Outra novidade é a entrada do gás natural nos novos projetos petroquímicos nacionais. Até o início dos anos 80, a produção nacional não justificava um investimento em um complexo petroquímico que utilizasse o gás natural como matéria prima, e que fosse competitivo. Nesse cenário, três centrais petroquímicas foram construídas, todas baseadas em nafta.

A exploração na Bacia de Campos trouxe novas perspectivas: já no final da década de 1980, não só o volume, mas também os prognósticos da produção, permitiram os primeiros estudos de viabilidade de um complexo baseado em gás – o teor de etano contido no gás natural produzido na Bacia ultrapassa 9%.

Paralelamente, devido a ampliações nas centrais já existentes, o mercado apontava oportunidades na linha de olefinas – principalmente em polietilenos. “O volume de gás justificava, e o mercado apontava para a linha dos polietilenos. Com isso, o projeto teve movimento para sensibilizar os investidores”, conta o superintendente da Rio Polímeros, Roberto Villa.

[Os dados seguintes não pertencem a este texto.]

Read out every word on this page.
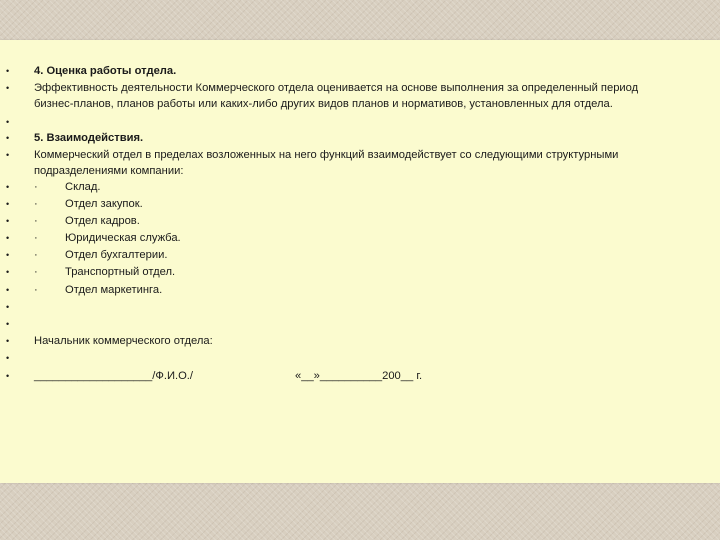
• 4. Оценка работы отдела.
• Эффективность деятельности Коммерческого отдела оценивается на основе выполнения за определенный период
бизнес-планов, планов работы или каких-либо других видов планов и нормативов, установленных для отдела.
•
• 5. Взаимодействия.
• Коммерческий отдел в пределах возложенных на него функций взаимодействует со следующими структурными
подразделениями компании:
• · Склад.
• · Отдел закупок.
• · Отдел кадров.
• · Юридическая служба.
• · Отдел бухгалтерии.
• · Транспортный отдел.
• · Отдел маркетинга.
•
•
• Начальник коммерческого отдела:
•
• ___________________/Ф.И.О./	«__»__________200__ г.
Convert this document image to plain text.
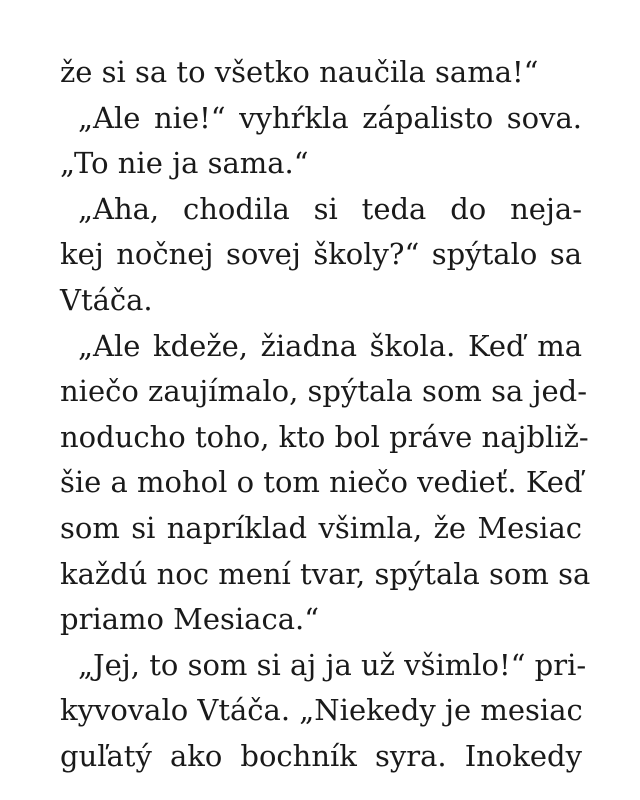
že si sa to všetko naučila sama!“
„Ale nie!“ vyhŕkla zápalisto sova.
„To nie ja sama.“
„Aha, chodila si teda do neja-
kej nočnej sovej školy?“ spýtalo sa
Vtáča.
„Ale kdeže, žiadna škola. Keď ma
niečo zaujímalo, spýtala som sa jed-
noducho toho, kto bol práve najbliž-
šie a mohol o tom niečo vedieť. Keď
som si napríklad všimla, že Mesiac
každú noc mení tvar, spýtala som sa
priamo Mesiaca.“
„Jej, to som si aj ja už všimlo!“ pri-
kyvovalo Vtáča. „Niekedy je mesiac
guľatý ako bochník syra. Inokedy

Empreendimento de US$ 1,08 bilhão, a Rio Polímeros contempla a implantação de um complexo industrial destinado à produção de 540 mil toneladas anuais de polietilenos

Atualmente, a petroquímica representa 60% da indústria química do País – que é responsável por 4% do PIB. O Brasil produz 2,5 milhões de toneladas de eteno, o que representa 3% da produção mundial.